The ubiquitin-proteasome pathway in oocytes resuming meiosis

Inbal (Kirenberg) Ben-Eliezer

Oocyte meiosis is a complex process, which consists of two consecutive divisions and involves a large variety of control elements. Chromosome condensation and their segregation are regulated by CDK1, the activity of which is determined by the availability of cyclin B1, which is modified manner throughout the cell cycle in a cycling. Lowering cyclin B1 levels is executed by the ubiquitin-dependent proteolysis machinery that has an essential role in meiosis.

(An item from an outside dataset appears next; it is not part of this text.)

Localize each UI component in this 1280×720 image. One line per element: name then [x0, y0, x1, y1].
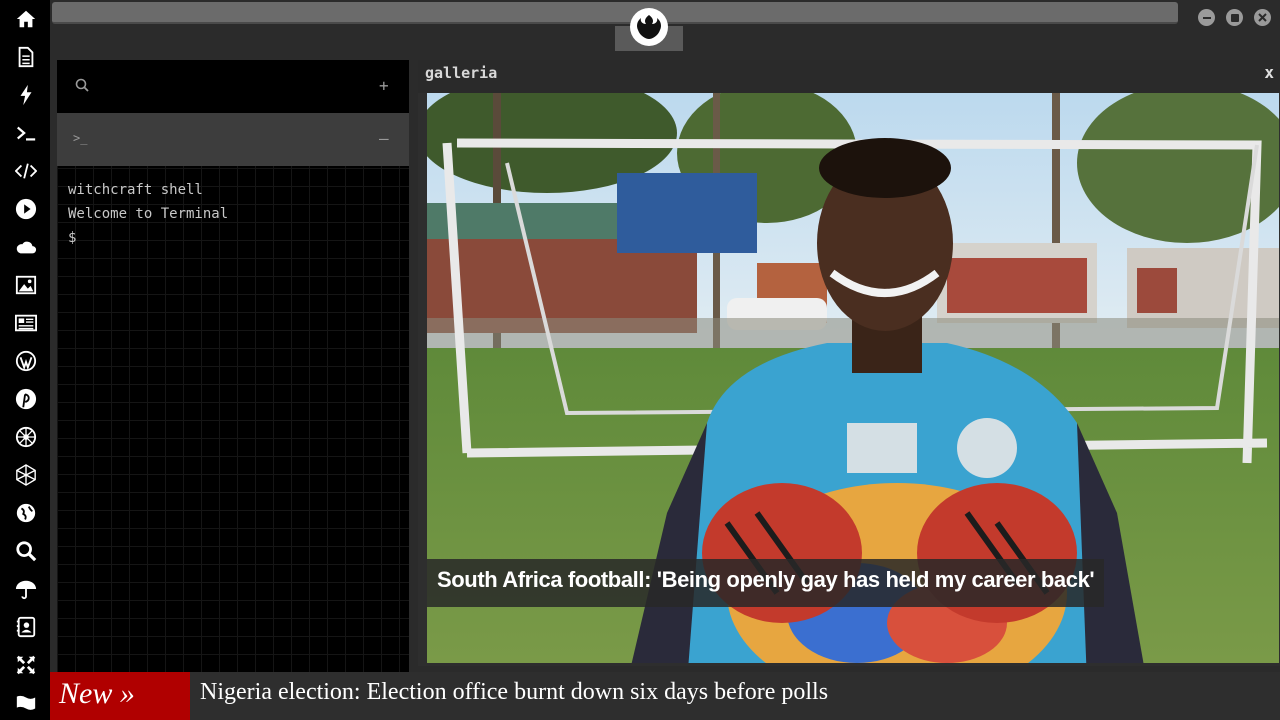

This ubiquitination process consists of three sequential steps facilitated by multiple enzymes- E1, E2 and E3. We specifically aim at unveiling the ubiquitin-conjugating enzymes (E2s) that play a role in this system. For this purpose, GV oocytes were microinjected with morpholino antisense for interference with the translation of specific E2 mRNAs. The microinjected oocytes were allowed to resume meiosis in vitro and microscopically monitored for the extrusion of the first polar body (PBI).

We revealed that by knocking-down any of the three E2 proteins, UBE2C, UBE2S and UBE2D3 the PBI extrusion was inhibited and that spindle formation and chromosome segregation were disturbed. We also found that UBE2C and UBE2S work on the same pathway, while UBE2D3 works on a different pathway. The results of this project shed light on our knowledge of the complexity of meiosis and may potentially contribute to our understanding of unfaithful chromosome segregation.